At no point in this chain did you make a decision about AI-related debt. About 61% of target-date fund assets at the end of 2024 were in passive strategies, according to Sway Research, meaning they track indexes mechanically. Vanguard alone managed $1.79 trillion in target-date assets at the end of 2025, growing by $310 billion that year.
"Some of this paper ends up in broad-based corporate bond funds that sit in target-date retirement products," independent analyst Dave Friedman told Quartz. "The retail holder has no idea why they own it, no framework for evaluating it, and no ability to exit it independently of the fund."

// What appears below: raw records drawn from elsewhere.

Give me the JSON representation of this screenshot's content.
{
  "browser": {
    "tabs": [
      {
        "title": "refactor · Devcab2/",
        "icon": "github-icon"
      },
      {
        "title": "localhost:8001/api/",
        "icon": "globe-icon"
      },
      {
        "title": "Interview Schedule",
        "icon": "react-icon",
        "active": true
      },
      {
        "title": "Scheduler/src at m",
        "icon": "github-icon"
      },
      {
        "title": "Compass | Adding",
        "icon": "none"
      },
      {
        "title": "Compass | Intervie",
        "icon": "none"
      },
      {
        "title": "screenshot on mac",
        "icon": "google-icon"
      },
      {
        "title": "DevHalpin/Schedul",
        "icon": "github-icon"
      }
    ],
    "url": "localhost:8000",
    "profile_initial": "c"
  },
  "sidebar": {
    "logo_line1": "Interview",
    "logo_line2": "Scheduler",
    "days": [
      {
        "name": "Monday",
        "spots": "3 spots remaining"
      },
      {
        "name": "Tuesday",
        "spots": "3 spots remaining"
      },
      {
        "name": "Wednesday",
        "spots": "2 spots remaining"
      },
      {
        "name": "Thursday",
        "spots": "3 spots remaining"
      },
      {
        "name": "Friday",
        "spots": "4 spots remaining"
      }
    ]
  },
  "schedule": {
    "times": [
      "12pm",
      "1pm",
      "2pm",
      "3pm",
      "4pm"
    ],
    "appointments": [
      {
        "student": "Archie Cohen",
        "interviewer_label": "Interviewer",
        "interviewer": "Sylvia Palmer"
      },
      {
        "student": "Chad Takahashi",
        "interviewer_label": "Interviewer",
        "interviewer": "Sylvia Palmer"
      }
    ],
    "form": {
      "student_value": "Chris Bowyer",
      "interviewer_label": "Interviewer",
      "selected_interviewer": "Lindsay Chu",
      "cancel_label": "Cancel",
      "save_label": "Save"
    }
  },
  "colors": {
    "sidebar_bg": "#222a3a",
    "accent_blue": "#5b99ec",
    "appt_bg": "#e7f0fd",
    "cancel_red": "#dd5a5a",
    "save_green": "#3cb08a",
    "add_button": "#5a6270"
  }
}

That is not a scandal in itself. Diversified bond funds have always held things individual investors don't track. But the speed and scale of AI-related issuance mean the composition of what you own is changing faster than the information available to you.
The disclosure gap
The Department of Labor developed guidance on target-date funds over a decade ago, and that guidance has not been updated. The DOL created guidance in 2010 for participants and in 2013 for plan sponsors. The guidance does not include recent developments such as the increase of target-date funds structured as collective investment trusts, which are bank-administered pooled funds with different disclosure requirements than mutual funds.
In a March 2024 report, the GAO recommended that the DOL update both documents. The DOL disagreed with both recommendations. The underlying issue is structural. An investor looking at a target-date fund's fact sheet sees broad labels such as "investment grade corporate." They do not see how the weight of tech-sector debt within that category has shifted, or that a growing share of new issuance in those categories is financing a specific asset class with untested residual economics, as Friedman put it.
Whether any of this is a problem depends on your view of the underlying credit. As Quartz's reporting on the broader AI debt story makes clear, most hyperscaler bonds are backed by strong cash flows and carry investment-grade ratings for good reason. The risk profile of GPU-collateralized neocloud debt is different. Both types of issuance can flow into the same broad indexes and, from there, into the same retirement accounts.
The point is not that your 401(k) is in danger. It is that the contents of your 401(k) are changing, and the disclosure regime has not kept pace with the speed of that change. Knowing that is the first step toward evaluating whether it matters to you.